Esse conceito ganhou impulso após os Jogos de Seul, em 1988. Assim, com maior oferta, ficou mais fácil selecionar futuros campeões. Para não desperdiçar talento e conseguir transformar potencial em resultado, a estratégia adotada foi estimular a concorrência, algo comum em outras áreas da sociedade sul-coreana. “Só os melhores dos melhores entram em Taereung. Nossos métodos de avaliação são bastante rígidos”, contou Choi.

“Já participei de treinamentos no exterior e percebi que há uma diferença enorme nas horas de trabalho em relação a nós. Aqui, treinamos manhã e noite, todos os dias. Mas cada gota de suor vale a pena”, disse Park Jong-Man, chefe da equipe de tae kwon do.
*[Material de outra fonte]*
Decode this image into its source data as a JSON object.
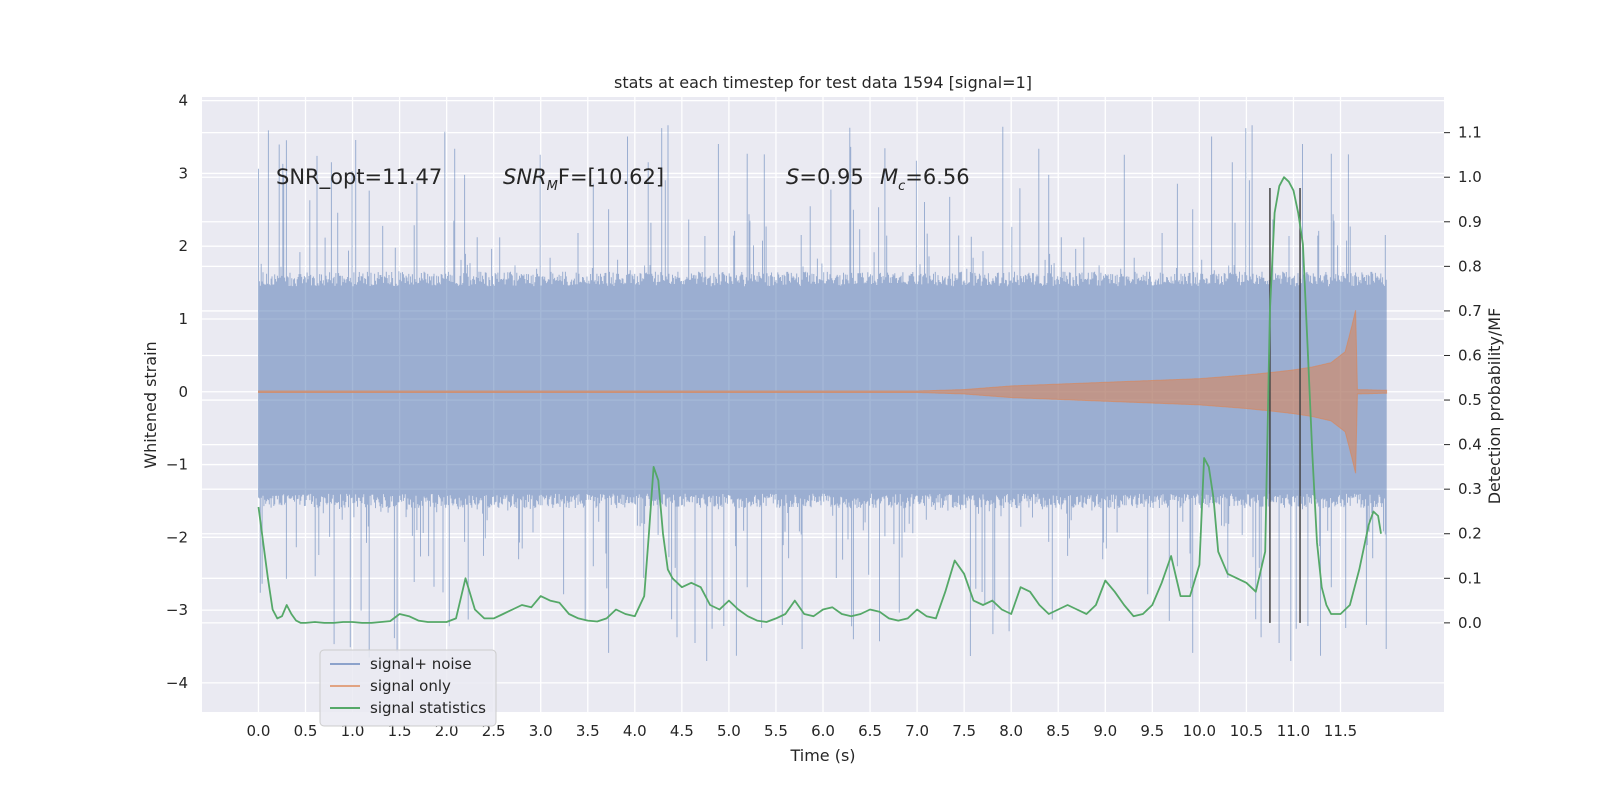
{
  "chart_data": {
    "type": "line",
    "title": "stats at each timestep for test data 1594 [signal=1]",
    "xlabel": "Time (s)",
    "ylabel": "Whitened strain",
    "ylabel_right": "Detection probability/MF",
    "xlim": [
      -0.6,
      12.6
    ],
    "ylim": [
      -4.4,
      4.05
    ],
    "ylim_right": [
      -0.2,
      1.18
    ],
    "x_ticks": [
      "0.0",
      "0.5",
      "1.0",
      "1.5",
      "2.0",
      "2.5",
      "3.0",
      "3.5",
      "4.0",
      "4.5",
      "5.0",
      "5.5",
      "6.0",
      "6.5",
      "7.0",
      "7.5",
      "8.0",
      "8.5",
      "9.0",
      "9.5",
      "10.0",
      "10.5",
      "11.0",
      "11.5"
    ],
    "y_ticks": [
      "4",
      "3",
      "2",
      "1",
      "0",
      "−1",
      "−2",
      "−3",
      "−4"
    ],
    "y_ticks_right": [
      "1.1",
      "1.0",
      "0.9",
      "0.8",
      "0.7",
      "0.6",
      "0.5",
      "0.4",
      "0.3",
      "0.2",
      "0.1",
      "0.0"
    ],
    "grid": true,
    "legend_position": "lower-left",
    "annotations": {
      "snr_opt": "SNR_opt=11.47",
      "snr_mf_main": "SNR",
      "snr_mf_sub": "M",
      "snr_mf_rest": "F=[10.62]",
      "s_main": "S",
      "s_rest": "=0.95",
      "mc_main": "M",
      "mc_sub": "c",
      "mc_rest": "=6.56"
    },
    "vertical_markers_x": [
      10.75,
      11.07
    ],
    "series": [
      {
        "name": "signal+ noise",
        "color": "#4c72b0",
        "axis": "left",
        "x_range": [
          0.0,
          11.99
        ],
        "typical_amplitude": 1.55,
        "peak_amplitude": 4.1
      },
      {
        "name": "signal only",
        "color": "#dd8452",
        "axis": "left",
        "x": [
          0.0,
          7.0,
          7.5,
          8.0,
          9.0,
          10.0,
          10.5,
          10.8,
          11.0,
          11.2,
          11.4,
          11.55,
          11.62,
          11.66,
          11.68,
          11.99
        ],
        "envelope": [
          0.01,
          0.01,
          0.03,
          0.08,
          0.13,
          0.18,
          0.23,
          0.27,
          0.3,
          0.34,
          0.4,
          0.55,
          0.9,
          1.12,
          0.03,
          0.02
        ]
      },
      {
        "name": "signal statistics",
        "color": "#55a868",
        "axis": "right",
        "x": [
          0.0,
          0.05,
          0.1,
          0.15,
          0.2,
          0.25,
          0.3,
          0.35,
          0.4,
          0.45,
          0.5,
          0.6,
          0.7,
          0.8,
          0.9,
          1.0,
          1.1,
          1.2,
          1.3,
          1.4,
          1.5,
          1.6,
          1.7,
          1.8,
          1.9,
          2.0,
          2.1,
          2.2,
          2.3,
          2.4,
          2.5,
          2.6,
          2.7,
          2.8,
          2.9,
          3.0,
          3.1,
          3.2,
          3.3,
          3.4,
          3.5,
          3.6,
          3.7,
          3.8,
          3.9,
          4.0,
          4.1,
          4.15,
          4.2,
          4.25,
          4.3,
          4.35,
          4.4,
          4.5,
          4.6,
          4.7,
          4.8,
          4.9,
          5.0,
          5.1,
          5.2,
          5.3,
          5.4,
          5.5,
          5.6,
          5.7,
          5.8,
          5.9,
          6.0,
          6.1,
          6.2,
          6.3,
          6.4,
          6.5,
          6.6,
          6.7,
          6.8,
          6.9,
          7.0,
          7.1,
          7.2,
          7.3,
          7.4,
          7.5,
          7.6,
          7.7,
          7.8,
          7.9,
          8.0,
          8.1,
          8.2,
          8.3,
          8.4,
          8.5,
          8.6,
          8.7,
          8.8,
          8.9,
          9.0,
          9.1,
          9.2,
          9.3,
          9.4,
          9.5,
          9.6,
          9.7,
          9.8,
          9.9,
          10.0,
          10.05,
          10.1,
          10.15,
          10.2,
          10.3,
          10.4,
          10.5,
          10.6,
          10.7,
          10.75,
          10.8,
          10.85,
          10.9,
          10.95,
          11.0,
          11.05,
          11.1,
          11.15,
          11.2,
          11.25,
          11.3,
          11.35,
          11.4,
          11.5,
          11.6,
          11.7,
          11.8,
          11.85,
          11.9,
          11.93
        ],
        "values": [
          0.26,
          0.18,
          0.1,
          0.03,
          0.01,
          0.015,
          0.04,
          0.02,
          0.005,
          0.0,
          0.0,
          0.002,
          0.0,
          0.0,
          0.002,
          0.002,
          0.0,
          0.0,
          0.002,
          0.004,
          0.02,
          0.015,
          0.005,
          0.002,
          0.002,
          0.002,
          0.01,
          0.1,
          0.03,
          0.01,
          0.01,
          0.02,
          0.03,
          0.04,
          0.035,
          0.06,
          0.05,
          0.045,
          0.02,
          0.01,
          0.005,
          0.003,
          0.01,
          0.03,
          0.02,
          0.015,
          0.06,
          0.2,
          0.35,
          0.32,
          0.2,
          0.12,
          0.1,
          0.08,
          0.09,
          0.08,
          0.04,
          0.03,
          0.05,
          0.03,
          0.015,
          0.005,
          0.002,
          0.01,
          0.02,
          0.05,
          0.02,
          0.015,
          0.03,
          0.035,
          0.02,
          0.015,
          0.02,
          0.03,
          0.025,
          0.01,
          0.005,
          0.01,
          0.03,
          0.015,
          0.01,
          0.07,
          0.14,
          0.11,
          0.05,
          0.04,
          0.05,
          0.03,
          0.02,
          0.08,
          0.07,
          0.04,
          0.02,
          0.03,
          0.04,
          0.03,
          0.02,
          0.04,
          0.095,
          0.07,
          0.04,
          0.015,
          0.02,
          0.04,
          0.09,
          0.15,
          0.06,
          0.06,
          0.13,
          0.37,
          0.35,
          0.28,
          0.16,
          0.11,
          0.1,
          0.09,
          0.07,
          0.16,
          0.7,
          0.92,
          0.98,
          1.0,
          0.99,
          0.97,
          0.92,
          0.85,
          0.62,
          0.38,
          0.18,
          0.08,
          0.04,
          0.02,
          0.02,
          0.04,
          0.12,
          0.22,
          0.25,
          0.24,
          0.2
        ]
      }
    ]
  }
}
APOSTA – Ninguém no mundo ganhou mais medalhas olímpicas no tae kwon do do que a Coreia do Sul. Os sul-coreanos também têm resultados expressivos em outros esportes como esgrima, judô e tiro com arco. Em um país com uma área territorial semelhante ao Estado de Santa Catarina e 50 milhões de pessoas (25% do número de habitantes do Brasil), foi preciso fazer escolhas. E eles apostaram as suas fichas em esportes cujas disputas são individuais. “Optamos por esportes que custam menos. Modalidades coletivas são mais caras”, admitiu Choi.

A exceção é o handebol, que entre as mulheres já conquistou seis medalhas olímpicas. No Rio, os sul-coreanos também confiam no time feminino de vôlei. “Na última Olimpíada, não subimos no pódio por um fio. Agora, o foco está em conquistar uma medalha”, disse o técnico Lee Jung-Chul.

O bom momento do vôlei passa pela mudança de perfil e, sobretudo, estatura das atletas sul-coreanas. A atual geração é, em média, oito centímetros mais alta do que a anterior. A ponteira Kim Yeon-Koung, capitã da seleção, por exemplo, mede 1,92 metros.

Mas, a força do esporte sul-coreano não está apenas nos músculos ou na altura dos seus atletas. O poder também está na mente. O país possui um centro de pesquisa só para analisar o cérebro dos jogadores. Depois, uma equipe de médicos e psicológicos é responsável por aplicar os resultados desses estudos nos treinamentos realizados em Taereung.

“Concentração e respiração são fundamentais. A fração de 0,001 segundo pode mudar uma disputa. Nada é por acaso”, ensinou Kim Jin Goo, chefe do Centro de Medicina Esportiva da Universidade de Konkuk.